La narrativa de Moro y su Lava Jato aún es incuestionable por un sector amplio de la sociedad brasileña. Para muchos es una historia de héroes (liderados por Moro) y villanos (una clase política ambiciosa y corrupta, especialmente si eran aliados cercanos del líder histórico del Partido de los Trabajadores) en la que un hombre valiente desmontaba el sistema de corrupción del país.
Es difícil resistirse a los redentores, pero en este caso los brasileños deben intentar hacerlo para no desechar un objetivo correcto y necesario (perseguir e investigar la corrupción), pero también condenar y combatir lo que se hizo mal (politizar la justicia, la idea nociva de que acciones ilegales se pueden justificar para erradicar otros actos ilegales o, peor aún, para derrotar a un adversario político).
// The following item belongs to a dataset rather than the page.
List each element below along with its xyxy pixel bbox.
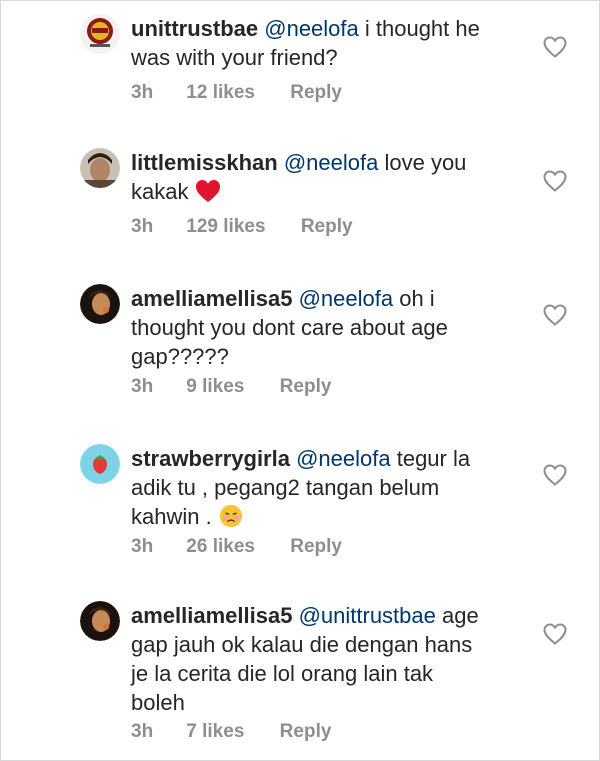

En los meses anteriores a los comicios de 2018, Lula da Silva, quien había lanzado su candidatura a un nuevo periodo presidencial, lideraba todas las encuestas de intención de voto. Pero, como consecuencia de la condena de Moro, no pudo ser candidato. Cuando ganó Bolsonaro, Moro fue nombrado ministro y muy pronto comenzaron a comprobarse las sospechas sobre su parcialidad. Estos días, el relato del héroe parece desmontarse: las conversaciones filtradas indican que Bolsonaro le había ofrecido el puesto antes de las elecciones. Moro recibió también la promesa de llegar al STF cuando hubiera una vacante.
La investigación iniciada por The Intercept ha mostrado una parte de lo que realmente pasó en los años convulsos de Lava Jato y nos ayuda a entender el modo en el que Brasil pasó a ser una distopía. Pero ahora, a partir de las pruebas periodísticas reveladas en las últimas semanas, el STF tiene una oportunidad inédita y que podría ser decisiva para el futuro de Brasil: comenzar a poner las cosas en su lugar. Y, con ello, restituir la confianza de los brasileños en la democracia: en el informe más reciente de Latinobarómetro, solo el nueve por ciento de los encuestados en Brasil está satisfecho con la democracia.
Liberar a Lula da Silva, abrir una investigación sobre los actos de legalidad cuestionable de Moro y Dallagnol y transferir la operación Lava Jato a un juez imparcial serían los primeros pasos de un largo camino para recuperar la normalidad democrática brasileña.
Solo así será posible que la justicia se despolitice y pueda ser un contrapeso real a un gobierno autoritario que no quiere ser cuestionado. Mientras Moro y Dallagnol piden que se investigue a los periodistas que dieron a conocer sus conversaciones, el presidente y sus hijos divulgan noticias falsas sobre uno los autores de los reportajes y cofundador del medio, Glenn Greenwald, y tratan de descalificarlo con comentarios homofóbicos.
El mayor tribunal brasileño no debe caer en esas trampas y tampoco debe postergar demasiado la discusión sobre el juicio del expresidente. Los magistrados deben tener claro que para que Brasil salga de la crisis política y social actual es necesaria más democracia: más transparencia judicial, más contrapesos estatales, mayor libertad de expresión (desde que asumió la presidencia, Bolsonaro no ha dejado de atacar a la prensa) y, sobre todo, más humildad para admitir que la persecución a Lula da Silva fue un error. Ese error no será una admisión de derrota, sino la posibilidad de Brasil de abandonar la distopía.
Bruno Bimbi es periodista y narrador. Fue corresponsal en Brasil durante casi una década y es autor de los libros “Matrimonio igualitario” y “El fin del armario”.